Mechanics - He's deceptive, a bit long in his arm action...a little slower than I like in terms of tempo

One thing he's changed since high school is the incorporation of a bigger tilt of the shoulders. See if you can notice the difference in the below clips (high school is on the left, 2008 is on the right):

chris-tillman-draftchris-tillman-tilt

In 2008, his glove-side arm is raised high in the air and the upperbody is tilted back...it's a way for pitchers to lead with their hips and maintain balance.

At foot plant, the glove arm is pulled down, which causes the throwing arm to pull up. Essentially, it's glove arm up, throwing arm down, glove arm down, throwing arm up...sort of like a see-saw. One of the benefits here is it makes the ball very difficult to pick up out of his hands. Notice how the ball doesn't appear until the very last second and take note of the late reaction by the hitter on Tillman's fastball:

Chris-Tillman

Best Case Outcome - No. 2 starter...given his age, he has a chance to make a leap to No. 1 starter level, but it's a major long shot

More Likely Outcome - No. 3 starter


4. Jake Arrieta | RHP | A+ Frederick | Age - 23 | Drafted - Round 5, 2007


Player Grades


Fastball - 55 Now | 60 Future

Slider - 45 | 50/55

Curveball - 40 | 45

Change-Up - 45 | 50

Control - 40 | 45

Command - 40 | 50

Pitchability - 45 | 55

Final Grade - B+/B

Check back later for a more in-depth take on Arrieta.

 

 

 

 

 

 

 

 


 


5. Nolan Reimold | OF | B - R | Double-A Bowie | Age - 25 | Drafted - Round 2 (61), 2005

*Updated 12/21 - Updated Grade from B- to B-/B--no reason for the change, just something I went back-and-forth with and I forgot to change my original grade when I published the article


Player Grades


Contact - 40 Now | 45 Future

Power - 55 | 60

Discipline - 45 | 50

Speed - 45 | 45

Defense - 45 | 50

Arm - 55 | 55

Instincts - 40 | 50

Final Grade - B-/B

Body Type - Strong and athletic

Scouting Report

Doesn't seem to get a lot of respect nationally, but there are a couple of reasons for this:

1. Injuries

2. Age, though one could argue he put up very good numbers at a younger age at the same level of play. The Orioles have just moved him very slowly throught the system.

3. Skills - he hits for power, he walks, he strikes out, and he's a corner outfielder (for the most part)...his skill set is usually an underappreciated one

The bottom line is Reimold is a flawed, but intriguing player. He has plus raw power, he's patient at the plate and he significantly lowered his strikeout percentage last year.

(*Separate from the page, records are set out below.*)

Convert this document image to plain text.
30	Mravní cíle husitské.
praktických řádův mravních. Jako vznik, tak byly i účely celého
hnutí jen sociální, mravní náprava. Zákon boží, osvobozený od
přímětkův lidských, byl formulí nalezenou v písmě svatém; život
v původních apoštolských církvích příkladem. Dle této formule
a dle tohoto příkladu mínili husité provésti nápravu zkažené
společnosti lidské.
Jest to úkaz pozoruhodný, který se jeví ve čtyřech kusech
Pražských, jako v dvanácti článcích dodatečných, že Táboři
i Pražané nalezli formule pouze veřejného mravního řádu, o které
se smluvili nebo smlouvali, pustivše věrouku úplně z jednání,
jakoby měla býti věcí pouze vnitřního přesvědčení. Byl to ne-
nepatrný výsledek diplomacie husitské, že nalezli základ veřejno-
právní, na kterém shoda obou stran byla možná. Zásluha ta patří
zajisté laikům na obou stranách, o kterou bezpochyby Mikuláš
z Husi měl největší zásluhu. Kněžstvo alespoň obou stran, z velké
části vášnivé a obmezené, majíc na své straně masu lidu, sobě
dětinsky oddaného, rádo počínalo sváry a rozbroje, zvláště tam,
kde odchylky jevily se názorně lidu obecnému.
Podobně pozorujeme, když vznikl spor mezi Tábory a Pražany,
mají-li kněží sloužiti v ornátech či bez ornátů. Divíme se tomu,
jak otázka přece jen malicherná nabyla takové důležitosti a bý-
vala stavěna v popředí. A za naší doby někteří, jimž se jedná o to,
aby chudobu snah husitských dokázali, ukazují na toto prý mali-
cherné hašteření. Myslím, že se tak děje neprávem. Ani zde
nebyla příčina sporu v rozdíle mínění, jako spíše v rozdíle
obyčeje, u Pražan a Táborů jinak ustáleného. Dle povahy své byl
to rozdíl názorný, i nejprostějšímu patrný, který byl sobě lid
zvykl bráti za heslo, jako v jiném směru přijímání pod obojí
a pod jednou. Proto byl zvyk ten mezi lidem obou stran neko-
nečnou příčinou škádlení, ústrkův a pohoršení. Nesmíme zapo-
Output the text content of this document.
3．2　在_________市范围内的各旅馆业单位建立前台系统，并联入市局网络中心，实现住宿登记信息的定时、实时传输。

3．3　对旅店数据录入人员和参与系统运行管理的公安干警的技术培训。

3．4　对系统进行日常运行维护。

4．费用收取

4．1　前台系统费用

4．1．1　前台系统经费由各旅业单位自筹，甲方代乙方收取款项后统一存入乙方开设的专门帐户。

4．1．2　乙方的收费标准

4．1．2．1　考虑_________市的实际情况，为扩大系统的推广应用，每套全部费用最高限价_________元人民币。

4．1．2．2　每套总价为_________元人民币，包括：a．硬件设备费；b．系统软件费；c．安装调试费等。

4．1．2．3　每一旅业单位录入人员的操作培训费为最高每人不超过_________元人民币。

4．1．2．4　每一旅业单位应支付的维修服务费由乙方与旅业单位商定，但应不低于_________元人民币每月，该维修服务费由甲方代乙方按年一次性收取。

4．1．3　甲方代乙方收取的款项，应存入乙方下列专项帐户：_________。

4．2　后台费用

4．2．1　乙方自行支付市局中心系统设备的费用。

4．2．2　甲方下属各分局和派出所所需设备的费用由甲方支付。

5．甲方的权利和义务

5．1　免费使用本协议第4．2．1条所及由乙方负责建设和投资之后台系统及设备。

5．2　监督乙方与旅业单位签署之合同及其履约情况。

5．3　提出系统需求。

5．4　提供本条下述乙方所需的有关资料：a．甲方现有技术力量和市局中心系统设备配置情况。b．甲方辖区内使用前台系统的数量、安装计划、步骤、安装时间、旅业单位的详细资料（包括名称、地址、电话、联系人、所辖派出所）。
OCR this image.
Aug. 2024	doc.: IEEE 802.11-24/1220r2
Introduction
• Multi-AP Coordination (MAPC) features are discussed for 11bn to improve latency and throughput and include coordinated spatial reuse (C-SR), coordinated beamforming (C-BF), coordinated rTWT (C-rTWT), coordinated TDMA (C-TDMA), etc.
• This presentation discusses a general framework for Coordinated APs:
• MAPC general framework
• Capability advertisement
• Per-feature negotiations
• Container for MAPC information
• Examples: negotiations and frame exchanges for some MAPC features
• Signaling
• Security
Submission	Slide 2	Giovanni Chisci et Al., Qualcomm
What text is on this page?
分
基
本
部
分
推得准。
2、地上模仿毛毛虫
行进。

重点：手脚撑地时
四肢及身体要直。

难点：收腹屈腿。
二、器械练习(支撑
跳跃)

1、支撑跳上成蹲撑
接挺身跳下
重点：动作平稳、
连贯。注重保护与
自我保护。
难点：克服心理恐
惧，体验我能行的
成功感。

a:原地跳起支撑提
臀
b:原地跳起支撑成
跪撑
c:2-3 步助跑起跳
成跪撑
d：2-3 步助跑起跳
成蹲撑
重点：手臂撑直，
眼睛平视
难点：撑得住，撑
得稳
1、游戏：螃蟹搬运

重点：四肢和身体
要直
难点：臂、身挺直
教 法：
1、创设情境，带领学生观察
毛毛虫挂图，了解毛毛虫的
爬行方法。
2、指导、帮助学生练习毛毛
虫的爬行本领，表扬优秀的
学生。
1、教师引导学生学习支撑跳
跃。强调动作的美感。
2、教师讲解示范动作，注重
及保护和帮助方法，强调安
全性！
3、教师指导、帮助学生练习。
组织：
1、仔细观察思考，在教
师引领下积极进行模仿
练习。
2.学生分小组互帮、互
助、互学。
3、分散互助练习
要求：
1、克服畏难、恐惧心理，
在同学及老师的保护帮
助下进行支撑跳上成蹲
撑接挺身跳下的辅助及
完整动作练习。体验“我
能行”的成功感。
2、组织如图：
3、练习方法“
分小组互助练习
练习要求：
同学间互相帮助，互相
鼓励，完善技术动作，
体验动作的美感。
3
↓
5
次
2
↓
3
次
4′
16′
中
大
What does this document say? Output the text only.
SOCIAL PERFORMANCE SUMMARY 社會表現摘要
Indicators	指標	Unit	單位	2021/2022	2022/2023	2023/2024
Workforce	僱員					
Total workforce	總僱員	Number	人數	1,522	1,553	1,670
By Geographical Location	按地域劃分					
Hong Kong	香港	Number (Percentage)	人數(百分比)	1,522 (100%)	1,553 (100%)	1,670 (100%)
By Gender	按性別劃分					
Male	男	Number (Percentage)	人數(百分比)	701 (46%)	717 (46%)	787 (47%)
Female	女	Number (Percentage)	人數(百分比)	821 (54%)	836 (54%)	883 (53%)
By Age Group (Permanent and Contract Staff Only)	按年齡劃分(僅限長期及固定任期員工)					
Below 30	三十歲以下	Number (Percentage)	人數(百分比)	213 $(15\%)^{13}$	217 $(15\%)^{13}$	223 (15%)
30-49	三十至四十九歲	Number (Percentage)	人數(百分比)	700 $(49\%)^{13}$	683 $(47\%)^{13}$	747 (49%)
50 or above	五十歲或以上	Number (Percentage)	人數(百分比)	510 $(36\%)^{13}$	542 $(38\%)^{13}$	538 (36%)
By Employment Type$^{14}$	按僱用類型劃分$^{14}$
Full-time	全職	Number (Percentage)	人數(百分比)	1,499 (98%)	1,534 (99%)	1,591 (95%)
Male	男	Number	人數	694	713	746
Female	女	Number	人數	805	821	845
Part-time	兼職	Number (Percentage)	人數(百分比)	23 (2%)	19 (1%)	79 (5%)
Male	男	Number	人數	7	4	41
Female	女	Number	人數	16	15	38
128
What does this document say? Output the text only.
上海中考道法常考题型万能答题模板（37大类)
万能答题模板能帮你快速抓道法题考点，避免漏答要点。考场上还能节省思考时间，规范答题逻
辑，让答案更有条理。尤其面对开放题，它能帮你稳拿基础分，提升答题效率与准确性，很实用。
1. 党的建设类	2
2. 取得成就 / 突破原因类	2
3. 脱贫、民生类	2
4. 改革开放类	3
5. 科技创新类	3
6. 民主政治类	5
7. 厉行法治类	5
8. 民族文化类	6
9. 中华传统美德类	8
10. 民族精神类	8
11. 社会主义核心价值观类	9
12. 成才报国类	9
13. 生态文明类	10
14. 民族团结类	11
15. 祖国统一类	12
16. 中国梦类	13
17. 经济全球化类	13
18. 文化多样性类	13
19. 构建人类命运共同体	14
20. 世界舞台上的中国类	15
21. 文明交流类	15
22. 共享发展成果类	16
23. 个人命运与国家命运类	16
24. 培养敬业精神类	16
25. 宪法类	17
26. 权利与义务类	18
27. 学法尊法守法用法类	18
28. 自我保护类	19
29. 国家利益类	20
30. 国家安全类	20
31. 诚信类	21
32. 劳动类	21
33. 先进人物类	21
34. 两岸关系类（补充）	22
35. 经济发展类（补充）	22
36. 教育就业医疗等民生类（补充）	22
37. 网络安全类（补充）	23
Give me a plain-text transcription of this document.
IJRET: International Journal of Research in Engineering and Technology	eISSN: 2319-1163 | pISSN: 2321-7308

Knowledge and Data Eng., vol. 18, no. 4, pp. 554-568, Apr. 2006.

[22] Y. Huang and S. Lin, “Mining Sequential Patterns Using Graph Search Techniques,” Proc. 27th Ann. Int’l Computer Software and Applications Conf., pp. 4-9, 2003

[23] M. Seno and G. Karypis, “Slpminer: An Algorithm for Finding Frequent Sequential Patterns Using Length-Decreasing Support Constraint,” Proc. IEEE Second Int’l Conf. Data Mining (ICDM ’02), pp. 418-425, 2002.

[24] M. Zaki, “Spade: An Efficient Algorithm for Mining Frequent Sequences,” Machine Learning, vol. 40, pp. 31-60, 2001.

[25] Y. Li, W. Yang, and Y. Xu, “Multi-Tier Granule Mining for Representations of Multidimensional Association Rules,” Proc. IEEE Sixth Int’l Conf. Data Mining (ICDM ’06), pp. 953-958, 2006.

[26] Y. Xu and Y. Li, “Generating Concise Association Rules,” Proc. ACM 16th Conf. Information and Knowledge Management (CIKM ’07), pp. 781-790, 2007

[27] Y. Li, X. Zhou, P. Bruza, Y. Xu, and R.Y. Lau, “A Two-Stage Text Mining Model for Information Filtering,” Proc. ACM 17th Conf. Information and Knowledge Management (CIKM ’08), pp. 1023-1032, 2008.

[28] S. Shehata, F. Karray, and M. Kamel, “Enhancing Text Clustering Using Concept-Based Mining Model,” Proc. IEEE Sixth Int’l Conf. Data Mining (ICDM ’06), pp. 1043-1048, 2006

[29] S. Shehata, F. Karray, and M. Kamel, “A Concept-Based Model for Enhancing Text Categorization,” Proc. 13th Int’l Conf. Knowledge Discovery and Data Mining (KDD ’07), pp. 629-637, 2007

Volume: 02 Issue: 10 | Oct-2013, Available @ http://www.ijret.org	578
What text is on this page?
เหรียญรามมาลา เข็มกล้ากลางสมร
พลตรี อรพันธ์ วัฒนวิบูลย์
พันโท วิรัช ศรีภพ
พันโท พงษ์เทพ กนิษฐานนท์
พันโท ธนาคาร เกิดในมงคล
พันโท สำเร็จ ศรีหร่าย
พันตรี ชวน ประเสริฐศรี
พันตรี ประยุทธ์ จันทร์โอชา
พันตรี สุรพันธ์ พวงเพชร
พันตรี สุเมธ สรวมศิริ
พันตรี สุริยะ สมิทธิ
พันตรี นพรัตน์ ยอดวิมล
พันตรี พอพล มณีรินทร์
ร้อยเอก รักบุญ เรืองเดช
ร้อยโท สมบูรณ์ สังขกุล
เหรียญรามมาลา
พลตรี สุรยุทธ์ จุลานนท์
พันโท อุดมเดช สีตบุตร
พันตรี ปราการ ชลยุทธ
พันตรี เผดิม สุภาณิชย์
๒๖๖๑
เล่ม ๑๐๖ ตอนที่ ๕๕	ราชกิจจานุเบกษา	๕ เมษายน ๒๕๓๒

He's also incredibly streaky.

His ability to hit for average is a question mark because of his strikeouts, but also because he sometimes struggles to center the ball and this is played out by his pedestrian .314 BABIP.

Defense - His arm is strong, but his instincts are lacking. He might be able to play center field if necessary, which would significantly drive up his value, but he's mostly a corner outfielder.

Best Case Outcome - Above average corner outfielder

More Likely Outcome - Average corner outfielder...maybe a little below average. Worst case is a fourth outfielder role.